Parks & Gärten

Erlenbruch Düstere Siepen

59909 Bestwig

Highlights

  • Erlenbruch Düstere Siepen ist ein Naturschutzgebiet in Bestwig im Hochsauerlandkreis.
  • Das 0,61 Hektar große Gebiet schützt einen naturnahen Erlen-Bruchwald und Bachabschnitt.
  • Es beherbergt gefährdete Pflanzen- und Tierarten in der fichtendominierten Waldlandschaft.

Tipps

  • Ein Besuch lohnt sich besonders im Frühjahr oder Herbst, wenn die Farbenpracht des Erlenbruchs am stärksten ist und viele Arten aktiv sind.
  • Da der Erlenbruch ein feuchter Lebensraum ist, sollten wetterfeste Schuhe getragen werden, um auf den teilweise quelligen und nassen Pfaden sicher zu gehen.

Eigenschaften

Outdoor Familie Entspannt Ganzjährig

Über Erlenbruch Düstere Siepen

Der Erlenbruch Düstere Siepen ist ein im Jahr 2007 rechtswirksam ausgewiesenes und 2008 in Kraft getretenes Naturschutzgebiet im nordrhein-westfälischen Bestwig im Hochsauerlandkreis. Es erstreckt sich über eine Fläche von 0,61 Hektar und liegt im östlichen Arnsberger Wald, einem durchgehend fichtendominierten Waldlandschaftsraum. Das Schutzziel des NSG ist die Erhaltung eines repräsentativen Erlenbruchgebietes sowie eines naturnahen Bachabschnitts, der als herausragender Lebensraum innerhalb der umliegenden Waldregion fungiert.

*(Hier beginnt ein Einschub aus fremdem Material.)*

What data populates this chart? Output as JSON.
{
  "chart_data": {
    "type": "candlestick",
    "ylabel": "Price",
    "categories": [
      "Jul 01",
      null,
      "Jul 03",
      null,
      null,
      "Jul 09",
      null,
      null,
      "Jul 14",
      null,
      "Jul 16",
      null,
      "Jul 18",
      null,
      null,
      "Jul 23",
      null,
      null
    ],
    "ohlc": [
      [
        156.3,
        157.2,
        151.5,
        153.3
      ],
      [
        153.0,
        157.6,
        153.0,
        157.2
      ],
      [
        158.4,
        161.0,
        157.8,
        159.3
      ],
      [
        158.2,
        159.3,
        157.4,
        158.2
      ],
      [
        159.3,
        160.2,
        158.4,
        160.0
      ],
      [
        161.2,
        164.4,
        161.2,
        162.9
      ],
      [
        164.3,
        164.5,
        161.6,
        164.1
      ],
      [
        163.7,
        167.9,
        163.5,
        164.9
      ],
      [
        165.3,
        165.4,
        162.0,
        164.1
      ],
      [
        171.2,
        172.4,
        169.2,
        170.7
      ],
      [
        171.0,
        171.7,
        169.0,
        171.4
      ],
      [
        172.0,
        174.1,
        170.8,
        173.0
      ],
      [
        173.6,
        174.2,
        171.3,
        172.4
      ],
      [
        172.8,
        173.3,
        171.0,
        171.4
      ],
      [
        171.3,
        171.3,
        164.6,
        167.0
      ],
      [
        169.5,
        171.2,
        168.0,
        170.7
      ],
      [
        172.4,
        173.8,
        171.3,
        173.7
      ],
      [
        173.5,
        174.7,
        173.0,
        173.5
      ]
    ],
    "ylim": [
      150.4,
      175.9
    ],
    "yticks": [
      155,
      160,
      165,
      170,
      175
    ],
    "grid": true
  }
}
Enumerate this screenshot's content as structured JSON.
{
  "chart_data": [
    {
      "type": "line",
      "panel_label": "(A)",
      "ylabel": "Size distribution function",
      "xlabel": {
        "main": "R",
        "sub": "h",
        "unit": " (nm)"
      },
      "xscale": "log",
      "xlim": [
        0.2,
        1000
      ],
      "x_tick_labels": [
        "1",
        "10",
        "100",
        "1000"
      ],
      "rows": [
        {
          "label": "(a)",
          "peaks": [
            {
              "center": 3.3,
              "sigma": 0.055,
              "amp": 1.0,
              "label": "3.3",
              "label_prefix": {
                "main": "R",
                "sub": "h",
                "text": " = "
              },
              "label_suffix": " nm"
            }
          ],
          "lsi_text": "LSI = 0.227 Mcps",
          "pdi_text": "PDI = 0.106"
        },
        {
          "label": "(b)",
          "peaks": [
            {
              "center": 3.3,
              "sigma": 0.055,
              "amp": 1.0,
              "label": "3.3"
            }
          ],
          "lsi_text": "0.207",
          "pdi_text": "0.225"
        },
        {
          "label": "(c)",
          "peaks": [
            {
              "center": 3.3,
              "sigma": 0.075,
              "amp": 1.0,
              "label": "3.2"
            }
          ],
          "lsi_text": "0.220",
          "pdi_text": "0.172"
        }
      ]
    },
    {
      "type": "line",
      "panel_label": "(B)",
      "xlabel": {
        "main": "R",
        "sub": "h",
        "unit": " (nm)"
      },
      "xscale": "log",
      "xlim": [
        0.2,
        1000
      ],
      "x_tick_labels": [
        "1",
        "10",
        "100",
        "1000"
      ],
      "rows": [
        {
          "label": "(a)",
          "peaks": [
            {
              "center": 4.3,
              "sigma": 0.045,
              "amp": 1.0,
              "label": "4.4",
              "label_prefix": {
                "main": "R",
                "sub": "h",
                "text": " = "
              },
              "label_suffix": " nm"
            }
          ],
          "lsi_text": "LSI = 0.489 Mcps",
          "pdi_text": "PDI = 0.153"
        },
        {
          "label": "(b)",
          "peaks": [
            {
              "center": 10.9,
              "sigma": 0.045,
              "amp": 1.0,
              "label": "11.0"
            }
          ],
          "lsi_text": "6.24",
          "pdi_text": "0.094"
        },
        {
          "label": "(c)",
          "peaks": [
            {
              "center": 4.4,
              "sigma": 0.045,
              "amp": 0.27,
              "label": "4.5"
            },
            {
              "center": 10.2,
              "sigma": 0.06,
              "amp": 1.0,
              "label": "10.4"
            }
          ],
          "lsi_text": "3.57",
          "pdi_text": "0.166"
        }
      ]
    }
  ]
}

Das Gelände des Naturschutzgebietes wird geprägt von einem sanft ansteigenden Talhang nördlich des kleinen Bachlaufes Düstere Siepen. Dieser Hang ist bestockt mit einem durchgewachsenen Erlen-Niederwald, dessen Bäume eine Höhe von bis zu 15 Metern erreichen. Der Wald weist vielfältige Strukturen auf: Während die zentralen Bereiche quellig vernässt und von artenreichem Bruchwald durchzogen sind, treten in den Randbereichen frisch-feuchte Standortbedingungen auf. Kleinflächige trockenere Zonen sind mit Fichten-Jungwuchs besetzt, der teilweise in den Bruchwald eindringt. Die südliche Talböschung wird durch Fichtenforst geprägt.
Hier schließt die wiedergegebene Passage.